Pro-life advocates of this bill hope that it will reduce abortions, but that’s unlikely. There were 3,082 abortions in Utah in 2018, around 4.5% of total pregnancies (including miscarriages). Only 0.3% of all national abortions are performed in Utah, but there are no statistics indicating how many women resort to unsafe procedures because they lack access to abortion services. The cost of raising a child is a significant reason for women undergoing abortion procedures, but it isn’t the only one. More women say a child interfering with their work or education is their primary reason for choosing abortion, along with relationship issues and fears of being a single mother. Without immediate support for pregnancy costs and the projected $233,610 needed to raise a child, a single mother should not be put in the position to simply wait and hope she receives payments. No amount of monetary compensation by men can equate to the physical, financial and emotional risks that women face with pregnancy and single motherhood.

If pro-life leaders want to reduce abortions, there are more effective ways to help pregnant women. Experts have argued that restrictions on abortions, like the ones in Utah, do not decrease abortion rates significantly. Worldwide, abortion rates decrease only when countries expand access to abortion services. Expanding healthcare access, reproductive services, and sex education in schools are proven methods to alleviate the difficulties and burdens that pregnant women face. In Colorado, free birth control provided to teens and low-income women reduced teen pregnancy by 40% and the rate of abortion by 42%.
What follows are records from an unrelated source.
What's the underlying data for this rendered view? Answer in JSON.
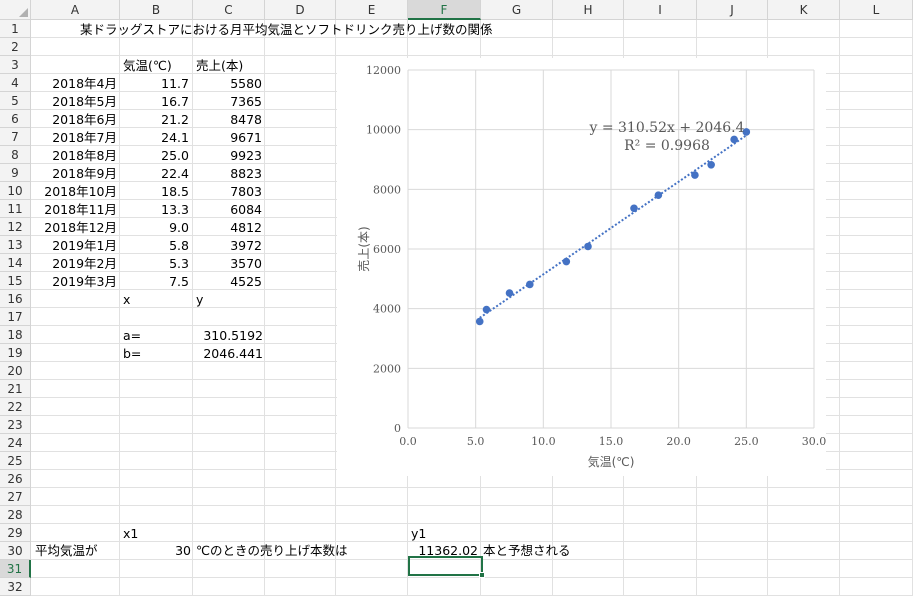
{
  "columns": [
    "A",
    "B",
    "C",
    "D",
    "E",
    "F",
    "G",
    "H",
    "I",
    "J",
    "K",
    "L"
  ],
  "selected_column": "F",
  "rows": [
    "1",
    "2",
    "3",
    "4",
    "5",
    "6",
    "7",
    "8",
    "9",
    "10",
    "11",
    "12",
    "13",
    "14",
    "15",
    "16",
    "17",
    "18",
    "19",
    "20",
    "21",
    "22",
    "23",
    "24",
    "25",
    "26",
    "27",
    "28",
    "29",
    "30",
    "31",
    "32"
  ],
  "selected_row": "31",
  "sheet": {
    "title": "某ドラッグストアにおける月平均気温とソフトドリンク売り上げ数の関係",
    "header_temp": "気温(℃)",
    "header_sales": "売上(本)",
    "table": [
      {
        "month": "2018年4月",
        "temp": "11.7",
        "sales": "5580"
      },
      {
        "month": "2018年5月",
        "temp": "16.7",
        "sales": "7365"
      },
      {
        "month": "2018年6月",
        "temp": "21.2",
        "sales": "8478"
      },
      {
        "month": "2018年7月",
        "temp": "24.1",
        "sales": "9671"
      },
      {
        "month": "2018年8月",
        "temp": "25.0",
        "sales": "9923"
      },
      {
        "month": "2018年9月",
        "temp": "22.4",
        "sales": "8823"
      },
      {
        "month": "2018年10月",
        "temp": "18.5",
        "sales": "7803"
      },
      {
        "month": "2018年11月",
        "temp": "13.3",
        "sales": "6084"
      },
      {
        "month": "2018年12月",
        "temp": "9.0",
        "sales": "4812"
      },
      {
        "month": "2019年1月",
        "temp": "5.8",
        "sales": "3972"
      },
      {
        "month": "2019年2月",
        "temp": "5.3",
        "sales": "3570"
      },
      {
        "month": "2019年3月",
        "temp": "7.5",
        "sales": "4525"
      }
    ],
    "x_label": "x",
    "y_label": "y",
    "a_label": "a=",
    "a_value": "310.5192",
    "b_label": "b=",
    "b_value": "2046.441",
    "x1_label": "x1",
    "y1_label": "y1",
    "avg_temp_text": "平均気温が",
    "x1_value": "30",
    "mid_text": "℃のときの売り上げ本数は",
    "y1_value": "11362.02",
    "end_text": "本と予想される"
  },
  "chart_data": {
    "type": "scatter",
    "xlabel": "気温(℃)",
    "ylabel": "売上(本)",
    "xlim": [
      0,
      30
    ],
    "ylim": [
      0,
      12000
    ],
    "xticks": [
      "0.0",
      "5.0",
      "10.0",
      "15.0",
      "20.0",
      "25.0",
      "30.0"
    ],
    "yticks": [
      "0",
      "2000",
      "4000",
      "6000",
      "8000",
      "10000",
      "12000"
    ],
    "x": [
      11.7,
      16.7,
      21.2,
      24.1,
      25.0,
      22.4,
      18.5,
      13.3,
      9.0,
      5.8,
      5.3,
      7.5
    ],
    "y": [
      5580,
      7365,
      8478,
      9671,
      9923,
      8823,
      7803,
      6084,
      4812,
      3972,
      3570,
      4525
    ],
    "trendline": {
      "slope": 310.52,
      "intercept": 2046.4,
      "x_range": [
        5.3,
        25.0
      ]
    },
    "equation": "y = 310.52x + 2046.4",
    "r_squared": "R² = 0.9968",
    "grid": true,
    "marker_color": "#4472C4"
  }
}
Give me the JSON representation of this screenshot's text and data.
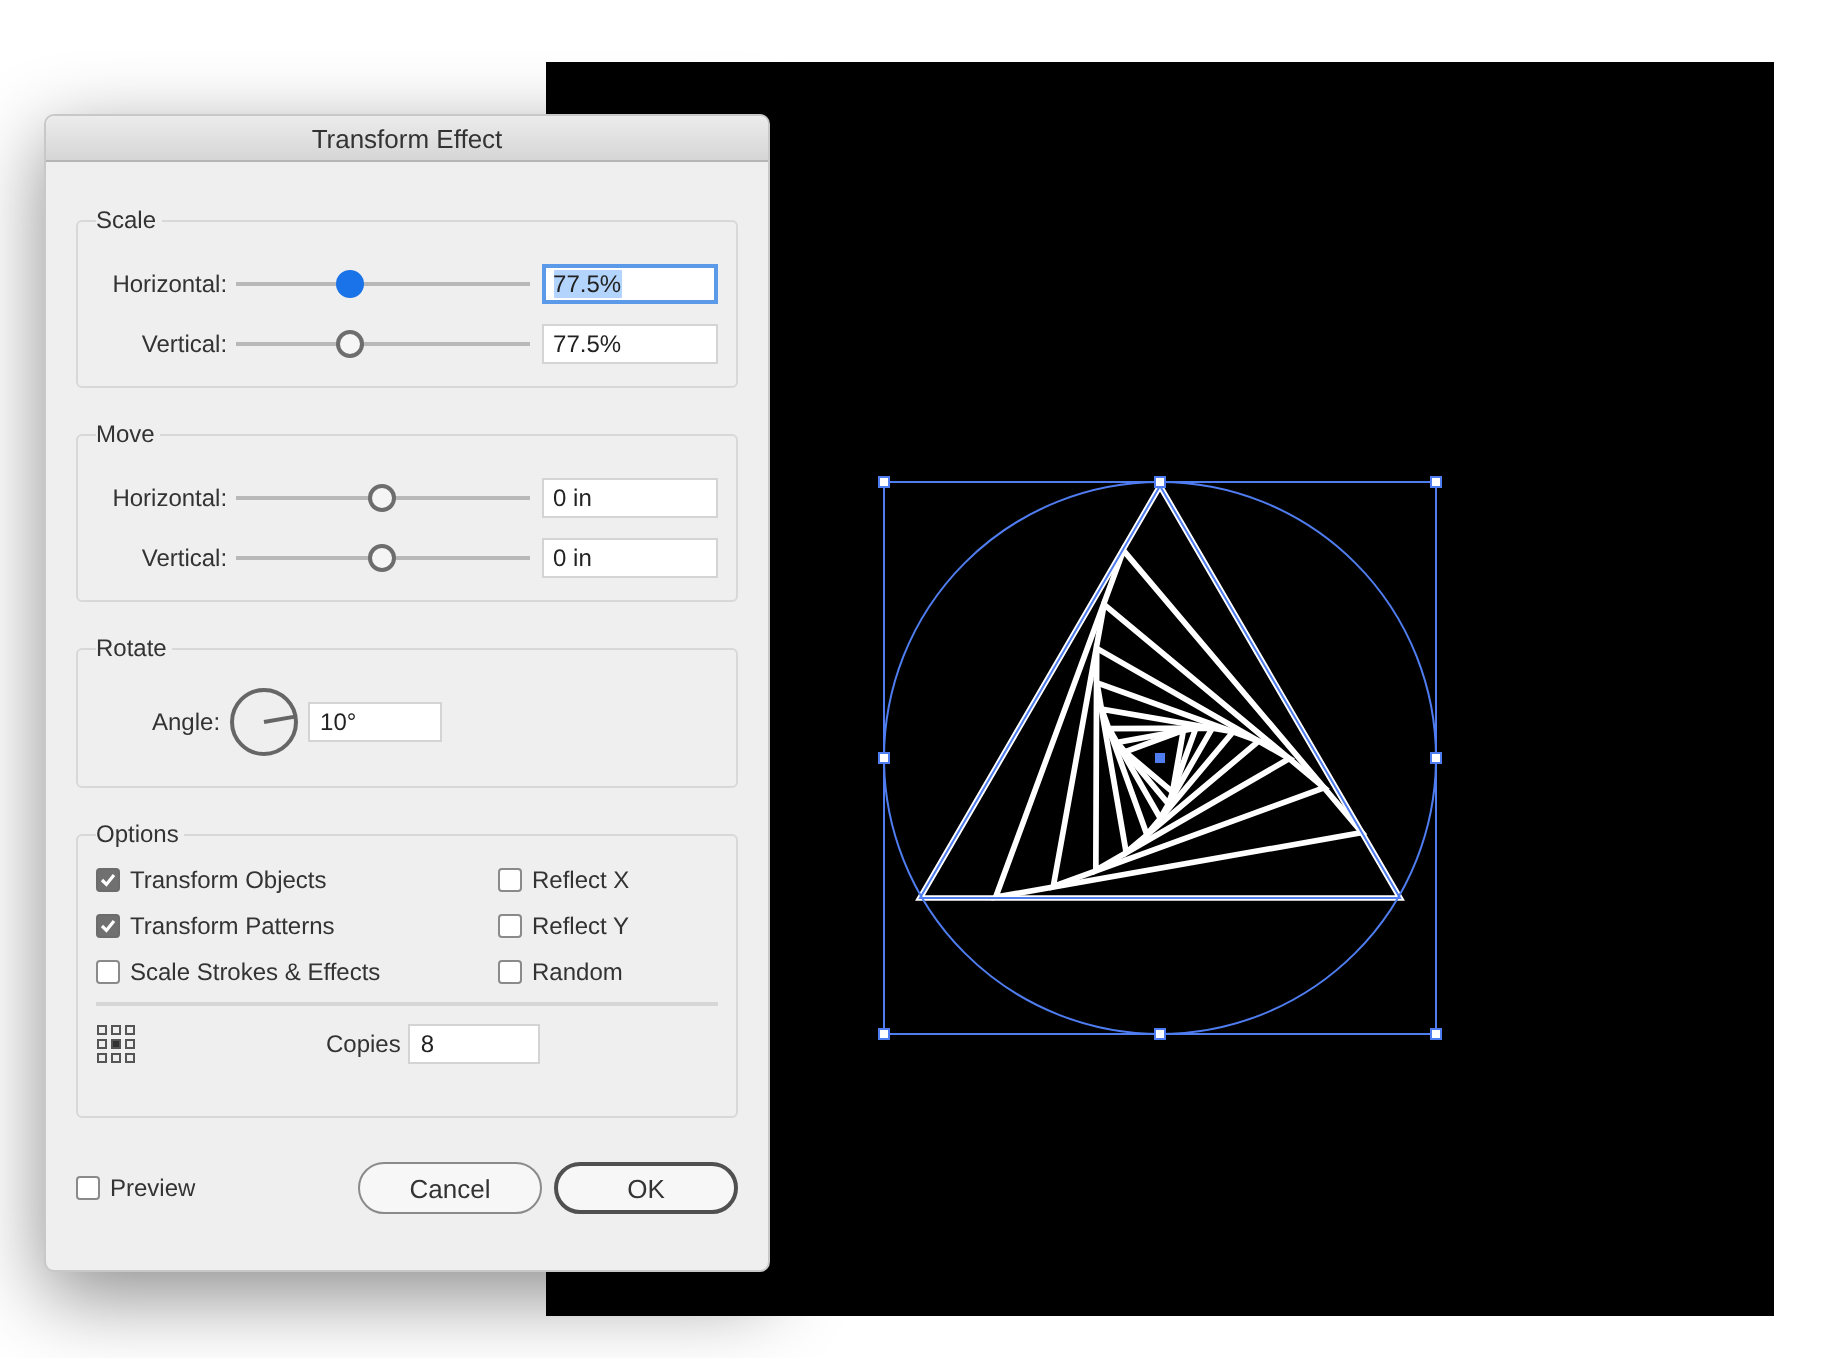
{
  "window": {
    "title": "Transform Effect"
  },
  "groups": [
    {
      "title": "Scale",
      "rows": [
        {
          "label": "Horizontal:",
          "level": 0.39,
          "value": "77.5%",
          "focused": true
        },
        {
          "label": "Vertical:",
          "level": 0.39,
          "value": "77.5%",
          "focused": false
        }
      ]
    },
    {
      "title": "Move",
      "rows": [
        {
          "label": "Horizontal:",
          "level": 0.5,
          "value": "0 in",
          "focused": false
        },
        {
          "label": "Vertical:",
          "level": 0.5,
          "value": "0 in",
          "focused": false
        }
      ]
    }
  ],
  "rotate": {
    "title": "Rotate",
    "label": "Angle:",
    "value": "10°"
  },
  "options": {
    "title": "Options",
    "checkboxes": [
      {
        "label": "Transform Objects",
        "checked": true
      },
      {
        "label": "Reflect X",
        "checked": false
      },
      {
        "label": "Transform Patterns",
        "checked": true
      },
      {
        "label": "Reflect Y",
        "checked": false
      },
      {
        "label": "Scale Strokes & Effects",
        "checked": false
      },
      {
        "label": "Random",
        "checked": false
      }
    ],
    "copies": {
      "label": "Copies",
      "value": "8"
    }
  },
  "preview": {
    "label": "Preview",
    "checked": false
  },
  "buttons": [
    {
      "label": "Cancel",
      "default": false
    },
    {
      "label": "OK",
      "default": true
    }
  ]
}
Instead of promoting proven ways to reduce abortions, Utah continues to focus on women only after they are pregnant. The Utah Legislature rejected a bill this February that required consent and sexual violence definitions to be added to sex-ed because legislators feared it would promote sex. The majority of Utah legislators ignore research and statistics proving that increased sexual education reduces teen pregnancy. Instead, they continue to promote an abstinence-only sex education, which compared to comprehensive sex education, does not decrease the likelihood that teens will engage in intercourse. Utah makes it difficult for women to access reproductive services. The state expanded access to Medicaid, but it did not include family planning services and only covered abortion in cases of rape, incest, fetal impairment, health complications and endangerment of the mother’s life. Compared to the rest of the United States, Utah has received a failing grade of F- for reproductive services and rights.

Utah is focusing on the wrong solutions to help pregnant women. By restricting birth control access, limiting healthcare support, and allowing inadequate sex-ed to continue only hurts women. Ignoring the voices of women and documented research on women’s health and well-being demonstrates how little Utah’s “pro-life” leadership really cares about women. Helping women only when they are pregnant is not a pro-life measure at all.